Amber: Some cause for concern: one or two milestones missed and indications are that this will recur. Issues may exist, but corrective action identified and being taken.
Red: Major cause for concern: several milestones missed or about to be missed endangering programme objectives. Further milestones will be missed unless proactive steps taken and sustained action supported by the programme or programme-critical issues exist with no clear course of corrective action identified.
Alex Pumfrey returned to the reasons why the Copeland Help Scheme was originally placed on red status on 13 August: (i) the need for reassurance that there was sufficient delivery and installer capacity to meet demand, which Peter White had confirmed there was; (ii) the need for a forward plan of activity, which has been shared; and (iii) assurance from DSHS that people have been given sufficient time to respond. Peter White noted that among the groups eligible for free help, 43 per cent. had responded, which indicated that people had had sufficient time to respond if they wished, and that low response was more likely to be attributable to the deterrent effect of the £40 charge or take-up of satellite. On this basis the group agreed to move the Copeland Help Scheme from red to amber status.
To ask the Secretary of State for Culture, Media and Sport if he will place in the Library copies of the letters he has received since 1 September
2007 on (a) gaming machine stake and prize levels and (b) the number of gaming machines in use. 
Mr. Sutcliffe: Since 1 September the Department has received more than 140 letters from hon. Members, writing on behalf of constituents, concerning gaming machine stakes and prizes and gaming machine numbers.
Mr. Sutcliffe: There are no immediate plans to review the size or focus of the Gambling Commission.

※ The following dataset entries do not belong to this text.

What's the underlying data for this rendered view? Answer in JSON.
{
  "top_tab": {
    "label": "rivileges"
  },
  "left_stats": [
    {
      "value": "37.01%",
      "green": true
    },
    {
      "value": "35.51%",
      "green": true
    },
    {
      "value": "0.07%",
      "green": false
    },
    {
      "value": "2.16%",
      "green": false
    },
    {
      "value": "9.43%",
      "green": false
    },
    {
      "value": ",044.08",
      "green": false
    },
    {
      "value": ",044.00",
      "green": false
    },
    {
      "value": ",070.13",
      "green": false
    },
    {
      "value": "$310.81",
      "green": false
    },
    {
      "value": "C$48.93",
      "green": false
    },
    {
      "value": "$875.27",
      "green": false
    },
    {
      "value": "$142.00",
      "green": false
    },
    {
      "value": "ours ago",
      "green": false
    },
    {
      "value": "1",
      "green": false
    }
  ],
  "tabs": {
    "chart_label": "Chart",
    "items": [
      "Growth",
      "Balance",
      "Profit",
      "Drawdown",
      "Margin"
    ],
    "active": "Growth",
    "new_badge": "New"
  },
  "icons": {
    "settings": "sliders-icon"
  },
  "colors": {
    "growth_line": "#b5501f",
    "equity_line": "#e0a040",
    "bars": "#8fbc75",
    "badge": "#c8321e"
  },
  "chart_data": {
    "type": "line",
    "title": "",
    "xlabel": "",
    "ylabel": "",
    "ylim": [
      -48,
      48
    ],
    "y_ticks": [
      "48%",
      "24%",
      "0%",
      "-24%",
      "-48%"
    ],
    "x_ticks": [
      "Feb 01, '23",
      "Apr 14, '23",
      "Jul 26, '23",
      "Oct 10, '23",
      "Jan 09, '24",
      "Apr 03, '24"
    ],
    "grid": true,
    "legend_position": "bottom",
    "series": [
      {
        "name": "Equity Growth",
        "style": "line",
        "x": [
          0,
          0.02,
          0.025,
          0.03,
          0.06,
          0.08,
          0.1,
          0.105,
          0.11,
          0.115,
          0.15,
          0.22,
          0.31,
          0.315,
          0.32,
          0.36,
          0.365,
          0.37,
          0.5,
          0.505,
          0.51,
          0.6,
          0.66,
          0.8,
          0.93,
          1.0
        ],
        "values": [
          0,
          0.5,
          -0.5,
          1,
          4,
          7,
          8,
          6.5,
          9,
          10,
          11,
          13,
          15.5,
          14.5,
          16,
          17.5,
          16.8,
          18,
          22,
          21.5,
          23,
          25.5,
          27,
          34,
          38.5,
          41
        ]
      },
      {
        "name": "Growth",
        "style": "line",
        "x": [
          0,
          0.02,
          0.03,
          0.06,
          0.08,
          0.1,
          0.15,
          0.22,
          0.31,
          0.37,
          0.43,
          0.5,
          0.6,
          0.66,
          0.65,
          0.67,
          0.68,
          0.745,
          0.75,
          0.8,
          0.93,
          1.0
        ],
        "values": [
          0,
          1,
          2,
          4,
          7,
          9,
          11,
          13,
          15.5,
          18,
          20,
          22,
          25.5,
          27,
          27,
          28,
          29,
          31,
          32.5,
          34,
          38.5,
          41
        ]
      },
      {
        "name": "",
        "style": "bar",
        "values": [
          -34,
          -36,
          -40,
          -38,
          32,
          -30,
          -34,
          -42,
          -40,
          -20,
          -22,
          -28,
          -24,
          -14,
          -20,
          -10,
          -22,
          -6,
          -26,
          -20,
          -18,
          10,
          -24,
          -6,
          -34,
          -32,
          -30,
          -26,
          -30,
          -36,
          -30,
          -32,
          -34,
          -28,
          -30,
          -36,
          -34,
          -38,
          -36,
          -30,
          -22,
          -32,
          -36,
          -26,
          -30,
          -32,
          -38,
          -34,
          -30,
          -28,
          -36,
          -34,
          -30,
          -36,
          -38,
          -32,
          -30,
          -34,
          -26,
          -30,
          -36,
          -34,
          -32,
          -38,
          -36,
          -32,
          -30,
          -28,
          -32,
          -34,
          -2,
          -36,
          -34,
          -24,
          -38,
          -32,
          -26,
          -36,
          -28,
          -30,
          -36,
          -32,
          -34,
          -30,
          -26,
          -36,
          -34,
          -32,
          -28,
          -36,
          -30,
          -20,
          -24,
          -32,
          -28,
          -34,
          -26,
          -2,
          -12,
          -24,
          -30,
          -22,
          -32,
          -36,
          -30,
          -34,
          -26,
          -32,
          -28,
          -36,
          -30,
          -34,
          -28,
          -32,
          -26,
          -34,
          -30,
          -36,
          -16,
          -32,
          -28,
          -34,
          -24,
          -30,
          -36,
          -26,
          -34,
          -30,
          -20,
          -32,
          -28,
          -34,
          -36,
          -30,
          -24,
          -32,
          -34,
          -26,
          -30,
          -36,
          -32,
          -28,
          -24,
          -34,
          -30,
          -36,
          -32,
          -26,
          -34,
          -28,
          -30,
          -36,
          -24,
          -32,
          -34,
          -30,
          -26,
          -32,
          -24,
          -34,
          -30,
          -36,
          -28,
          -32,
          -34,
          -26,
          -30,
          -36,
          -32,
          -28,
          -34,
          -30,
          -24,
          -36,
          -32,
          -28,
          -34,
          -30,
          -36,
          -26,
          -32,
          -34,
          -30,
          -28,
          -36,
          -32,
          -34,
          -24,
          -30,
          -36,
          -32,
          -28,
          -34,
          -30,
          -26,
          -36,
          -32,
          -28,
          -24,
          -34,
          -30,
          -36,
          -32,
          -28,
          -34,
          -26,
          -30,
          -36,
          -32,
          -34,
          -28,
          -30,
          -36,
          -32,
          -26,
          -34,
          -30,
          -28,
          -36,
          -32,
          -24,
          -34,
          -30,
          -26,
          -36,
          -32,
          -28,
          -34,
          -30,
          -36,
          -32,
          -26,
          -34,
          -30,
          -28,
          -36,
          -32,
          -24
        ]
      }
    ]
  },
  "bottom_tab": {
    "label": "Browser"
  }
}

The Gambling Commission is the new regulator for the gambling industry and became fully operational from 1 September 2007. The Commission is still in its first operational cycle and has developed strategic objectives for the first three years to deliver its statutory objectives as set out in the Gambling Act 2005. The Commission's initial Corporate Plan will be reviewed after 18 months in light of its first year's experience as the regulator. In particular the review will consider the developing methods for assessing the level of risk within the gambling industry and the resource effectiveness of the Gambling Commission's approach (including an annual review of licence fees).
Mr. Anthony Wright: To ask the Secretary of State for Culture, Media and Sport what representations he has received from (a) the Gambling Commission, (b) the Responsibility in Gambling Trust, (c) Gamcare and (d) trade associations on the likely effects on problem gambling of the introduction of the Gambling Act 2005 on 1 September 2007. 
Mr. Sutcliffe: The implementation of the Gambling Act 2005 which came into force on 1 September 2007 has been the subject of extensive consultation with key stakeholders from industry and those with an interest in problem gambling.
Ministers and officials also continue to hold meetings with stakeholders including those listed in the question and which have included representations on a range of issues, including problem gambling.
The Gambling Commission has also recently launched a first consultation paper on the Review of Research, Education and Treatment for problem gambling and has invited views from a broad range of stakeholders.